MedAsk

SymptomCheck Bench Update: Record Results and Disease-Specific Insights

January 22nd, 2025 | Klemen Vodopivec

Introduction

When we introduced SymptomCheck Bench, our goal was to create a transparent and rigorous framework for evaluating LLM-based medical agents, including our LLM-powered symptom checker MedAsk. At that time, we expressed optimism about MedAsk’s potential for future improvements. Today, we are excited to reveal the record-breaking advancements achieved in just three months, along with our first comprehensive analysis of its performance across various disease categories.

Achieving State-of-the-Art Results on SymptomCheck Bench

Through continued development of MedAsk’s custom cognitive architecture, we’ve achieved SOTA results in diagnostic accuracy, surpassing Avey’s previous leading performance in both top-1 and top-5 accuracy while also boosting Top-3 accuracy by 6.3%. Following our established methodology, we ran the benchmark five times across all 400 clinical vignettes. The averaged diagnostic accuracy results were:

  • Top 1 (correct diagnosis as first choice): 68.0% (up from 58.3%)
  • Top 3 (correct diagnosis within first three choices): 85.0% (up from 78.7%)
  • Top 5 (correct diagnosis within first five choices): 90.6% (up from 82.0%)

Figure 1 presents the updated comparative results between MedAsk and the five leading symptom checkers from our previous blog post (Avey, Ada, WebMD, K Health, and Buoy). The complete results and evaluation data are available on our GitHub repository.

Updated Dx comparison
Figure 1: Updated Diagnostic Accuracy Comparison Between MedAsk and Leading Symptom Checkers Across Top-1, Top-3, and Top-5 Diagnoses.

For those interested in testing MedAsk, we welcome you to reach out via email at info@medask.tech, and we will provide API access to enable direct evaluation and experimentation.

Performance Breakdown by Disease Category

In this section, we present a detailed analysis of MedAsk’s performance across various disease categories. This type of granular assessment is an integral part of our internal development process, helping us identify both strengths and areas for improvement.

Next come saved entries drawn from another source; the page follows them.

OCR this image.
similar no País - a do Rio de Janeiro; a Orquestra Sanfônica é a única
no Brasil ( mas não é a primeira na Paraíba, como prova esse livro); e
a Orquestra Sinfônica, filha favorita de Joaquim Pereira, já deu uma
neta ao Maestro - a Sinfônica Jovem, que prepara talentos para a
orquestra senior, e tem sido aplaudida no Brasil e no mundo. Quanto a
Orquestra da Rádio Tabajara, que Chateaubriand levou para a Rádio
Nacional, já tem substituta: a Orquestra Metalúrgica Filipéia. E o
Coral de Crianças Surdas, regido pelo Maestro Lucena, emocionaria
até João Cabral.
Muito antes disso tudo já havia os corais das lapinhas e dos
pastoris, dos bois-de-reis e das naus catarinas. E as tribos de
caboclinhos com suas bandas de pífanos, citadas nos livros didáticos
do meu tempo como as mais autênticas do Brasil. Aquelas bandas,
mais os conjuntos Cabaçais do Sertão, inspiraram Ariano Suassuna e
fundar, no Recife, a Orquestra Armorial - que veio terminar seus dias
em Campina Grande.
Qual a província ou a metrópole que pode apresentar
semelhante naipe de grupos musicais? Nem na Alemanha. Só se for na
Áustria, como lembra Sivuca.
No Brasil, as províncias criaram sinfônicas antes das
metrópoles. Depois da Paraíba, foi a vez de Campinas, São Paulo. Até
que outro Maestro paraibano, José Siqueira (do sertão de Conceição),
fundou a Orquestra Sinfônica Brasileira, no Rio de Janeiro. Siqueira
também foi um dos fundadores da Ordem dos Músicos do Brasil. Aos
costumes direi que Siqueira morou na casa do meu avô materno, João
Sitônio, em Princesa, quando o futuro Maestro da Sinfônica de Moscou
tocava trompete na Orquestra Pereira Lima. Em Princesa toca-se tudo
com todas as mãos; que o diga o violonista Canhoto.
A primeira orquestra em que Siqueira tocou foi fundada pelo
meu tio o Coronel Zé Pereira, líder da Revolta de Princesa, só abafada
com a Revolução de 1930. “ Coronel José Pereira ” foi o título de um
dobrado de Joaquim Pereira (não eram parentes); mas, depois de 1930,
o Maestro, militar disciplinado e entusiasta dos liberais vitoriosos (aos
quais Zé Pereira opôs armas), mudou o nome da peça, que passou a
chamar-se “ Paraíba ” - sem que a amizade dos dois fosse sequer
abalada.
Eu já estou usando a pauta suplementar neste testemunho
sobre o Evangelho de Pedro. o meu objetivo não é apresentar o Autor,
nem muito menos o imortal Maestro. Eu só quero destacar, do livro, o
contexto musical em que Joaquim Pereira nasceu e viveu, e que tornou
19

For this analysis, we used the 14 disease categories defined in the original study by Hammoud et al., from which the clinical vignettes were sourced. While their study provided overall category distributions, to our knowledge the source data didn’t include category labels for individual vignettes. To enable this analysis, our team manually categorized each vignette. Our resulting distribution shows slight variations from the original breakdown, which we’ve documented in the Appendix.

Using data from our five benchmark runs discussed earlier, we analyzed MedAsk’s performance across these disease categories. Figure 2 presents the breakdown of Top-5 diagnostic accuracy across different disease categories.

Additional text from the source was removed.